Но Саймон прекрасно понимал, в чем сейчас она так нуждается. Наделенные дьявольской проницательностью пальцы уверенно приоткрывали, ласкали и щекотали, разыгрывая свой маленький спектакль до такого финала, когда все тело Катрионы воспылало. Она с удивлением поняла, что превращается в неизвестное для себя распутное существо. Теперь ей хотелось лишь одного — его новых прикосновений и сводящего с ума наслаждения, которым одаривало ее каждое движение Уэскотта. Такую острую жажду, должно быть, испытывает несчастный курильщик опиума. Катриона вновь поняла, что все это время правильно оценивала Саймона. В нем действительно соединились воедино нежный ангел и демон-погубитель, которые безжалостно приманивали ее обещанием райского блаженства, одновременно забирая у нее душу.

Он нежно дотронулся до затвердевшего небольшого бугорка, таившегося в глубине, среди шелковистых завитков. Катрионе показалось, что она на целую вечность повисла в неземном упоении между раем и адом. Но вдруг по телу разлилась блаженная волна восторга, и Катриона кувырком полетела в бездну неизведанного. И лишь руки Саймона придерживали ее в полете, только его губы приглушали рвущийся из ее легких прерывистый крик экстаза.

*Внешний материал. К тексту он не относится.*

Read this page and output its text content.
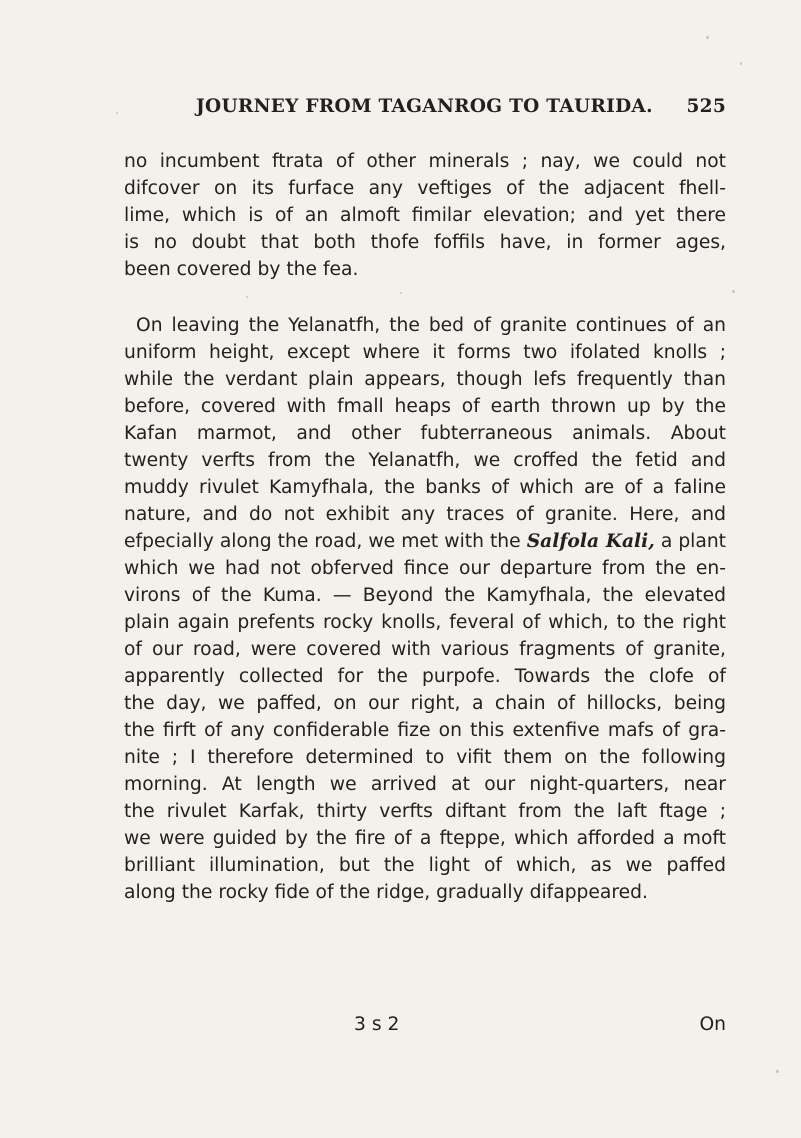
JOURNEY FROM TAGANROG TO TAURIDA. 525
no incumbent ftrata of other minerals ; nay, we could not
difcover on its furface any veftiges of the adjacent fhell-
lime, which is of an almoft fimilar elevation; and yet there
is no doubt that both thofe foffils have, in former ages,
been covered by the fea.
On leaving the Yelanatfh, the bed of granite continues of an
uniform height, except where it forms two ifolated knolls ;
while the verdant plain appears, though lefs frequently than
before, covered with fmall heaps of earth thrown up by the
Kafan marmot, and other fubterraneous animals. About
twenty verfts from the Yelanatfh, we croffed the fetid and
muddy rivulet Kamyfhala, the banks of which are of a faline
nature, and do not exhibit any traces of granite. Here, and
efpecially along the road, we met with the Salfola Kali, a plant
which we had not obferved fince our departure from the en-
virons of the Kuma. — Beyond the Kamyfhala, the elevated
plain again prefents rocky knolls, feveral of which, to the right
of our road, were covered with various fragments of granite,
apparently collected for the purpofe. Towards the clofe of
the day, we paffed, on our right, a chain of hillocks, being
the firft of any confiderable fize on this extenfive mafs of gra-
nite ; I therefore determined to vifit them on the following
morning. At length we arrived at our night-quarters, near
the rivulet Karfak, thirty verfts diftant from the laft ftage ;
we were guided by the fire of a fteppe, which afforded a moft
brilliant illumination, but the light of which, as we paffed
along the rocky fide of the ridge, gradually difappeared.
3 s 2	On
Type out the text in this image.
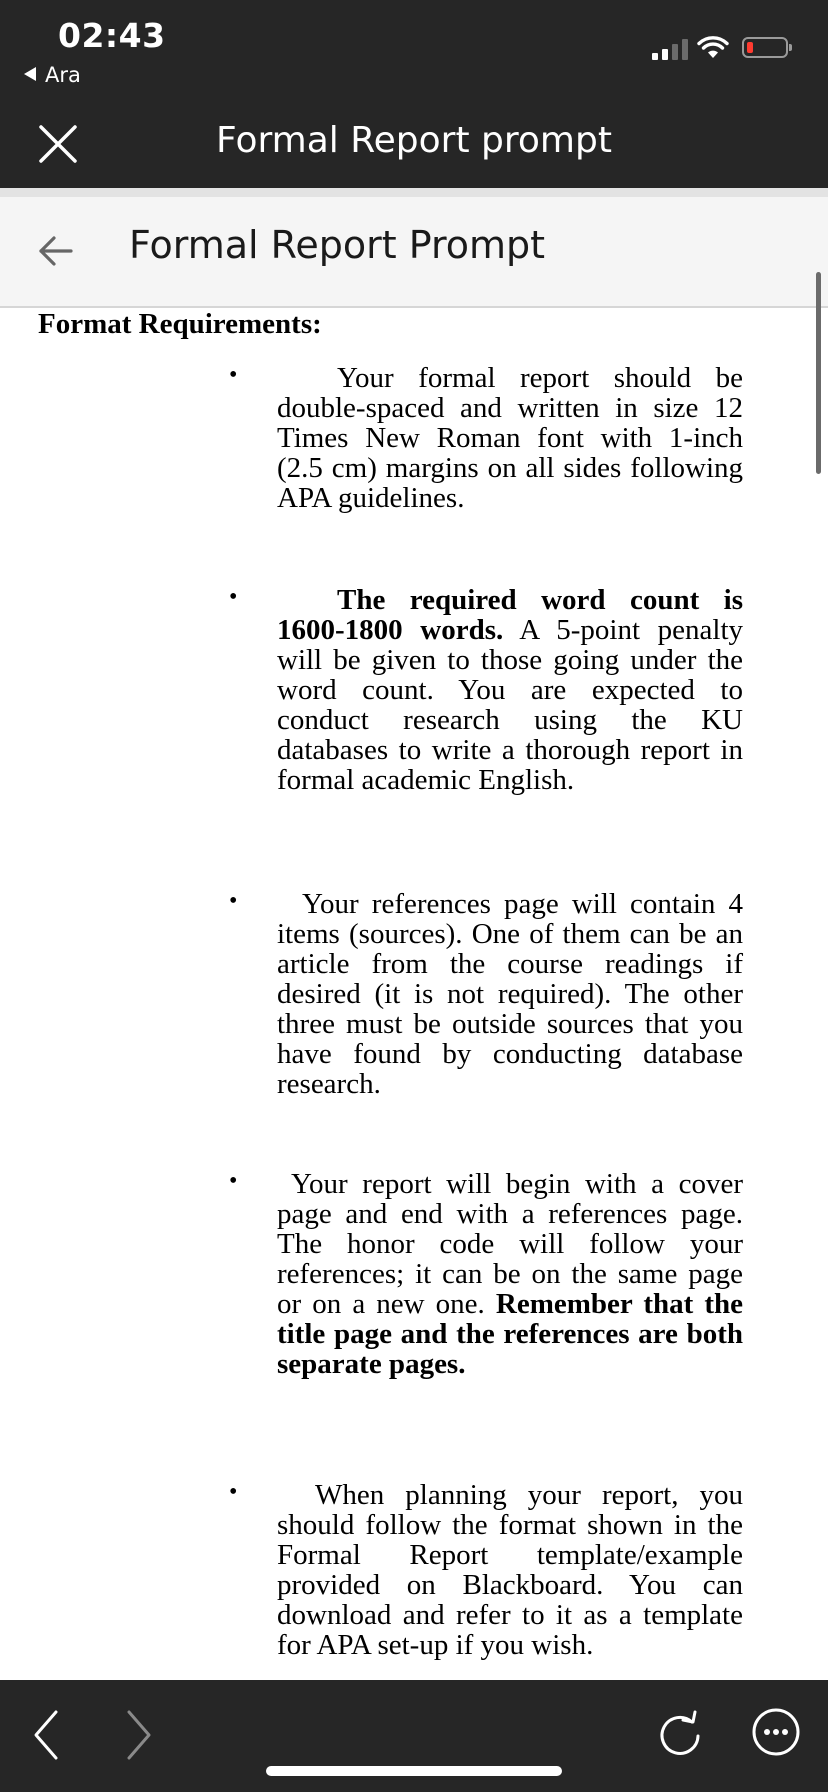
02:43
Ara
Formal Report prompt
Formal Report Prompt
Format Requirements:
•	Your formal report should be double-spaced and written in size 12 Times New Roman font with 1-inch (2.5 cm) margins on all sides following APA guidelines.

•	The required word count is 1600-1800 words. A 5-point penalty will be given to those going under the word count. You are expected to conduct research using the KU databases to write a thorough report in formal academic English.

•	Your references page will contain 4 items (sources). One of them can be an article from the course readings if desired (it is not required). The other three must be outside sources that you have found by conducting database research.

•	Your report will begin with a cover page and end with a references page. The honor code will follow your references; it can be on the same page or on a new one. Remember that the title page and the references are both separate pages.

•	When planning your report, you should follow the format shown in the Formal Report template/example provided on Blackboard. You can download and refer to it as a template for APA set-up if you wish.
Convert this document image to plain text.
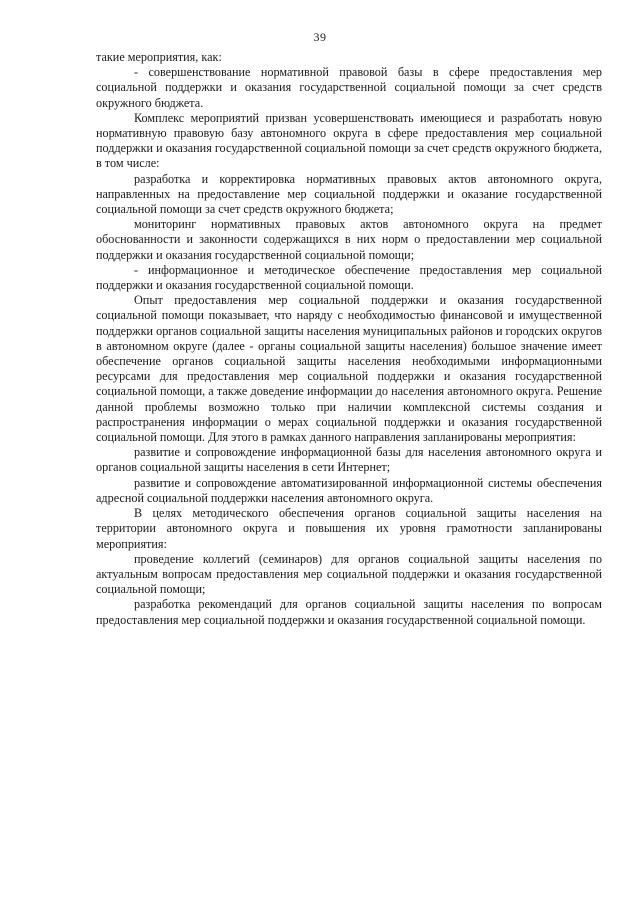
39

такие мероприятия, как:

- совершенствование нормативной правовой базы в сфере предоставления мер социальной поддержки и оказания государственной социальной помощи за счет средств окружного бюджета.

Комплекс мероприятий призван усовершенствовать имеющиеся и разработать новую нормативную правовую базу автономного округа в сфере предоставления мер социальной поддержки и оказания государственной социальной помощи за счет средств окружного бюджета, в том числе:

разработка и корректировка нормативных правовых актов автономного округа, направленных на предоставление мер социальной поддержки и оказание государственной социальной помощи за счет средств окружного бюджета;

мониторинг нормативных правовых актов автономного округа на предмет обоснованности и законности содержащихся в них норм о предоставлении мер социальной поддержки и оказания государственной социальной помощи;

- информационное и методическое обеспечение предоставления мер социальной поддержки и оказания государственной социальной помощи.

Опыт предоставления мер социальной поддержки и оказания государственной социальной помощи показывает, что наряду с необходимостью финансовой и имущественной поддержки органов социальной защиты населения муниципальных районов и городских округов в автономном округе (далее - органы социальной защиты населения) большое значение имеет обеспечение органов социальной защиты населения необходимыми информационными ресурсами для предоставления мер социальной поддержки и оказания государственной социальной помощи, а также доведение информации до населения автономного округа. Решение данной проблемы возможно только при наличии комплексной системы создания и распространения информации о мерах социальной поддержки и оказания государственной социальной помощи. Для этого в рамках данного направления запланированы мероприятия:

развитие и сопровождение информационной базы для населения автономного округа и органов социальной защиты населения в сети Интернет;

развитие и сопровождение автоматизированной информационной системы обеспечения адресной социальной поддержки населения автономного округа.

В целях методического обеспечения органов социальной защиты населения на территории автономного округа и повышения их уровня грамотности запланированы мероприятия:

проведение коллегий (семинаров) для органов социальной защиты населения по актуальным вопросам предоставления мер социальной поддержки и оказания государственной социальной помощи;

разработка рекомендаций для органов социальной защиты населения по вопросам предоставления мер социальной поддержки и оказания государственной социальной помощи.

Катриона крепко прижималась к Уэскотту, совсем позабыв обо всем и погрузившись в чудесный туман блаженного счастья, когда от сильного толчка дверь ее спальни распахнулась. По разнеженным чувствам Катрионы хлыстом ударил резкий голос:

— Катриона, куда ты задевала мои жемчужные заколки? Сколько раз себе говорила, не буду ничего давать, и вот опять! Ты все равно не способна ценить красивые вещи. Тебе хватит и твоих замызганных пледов и ленточек, а то и вообще…

Голос оборвался.

Катриона лежала, застыв, в неподвижности. Ее глаза изумленно смотрели на обрушившийся реальный мир наступившего утра. Саймон аккуратно натянул на нее простыню и повернулся лицом к ворвавшейся в спальню незваной гостье.

С самодовольной улыбкой кота, застигнутого за поеданием пойманной канарейки, Уэскотт блаженно потянулся и произнес:

— Доброе утро, Агнес. Ты, наверное, принесла завтрак нам с твоей кузиной?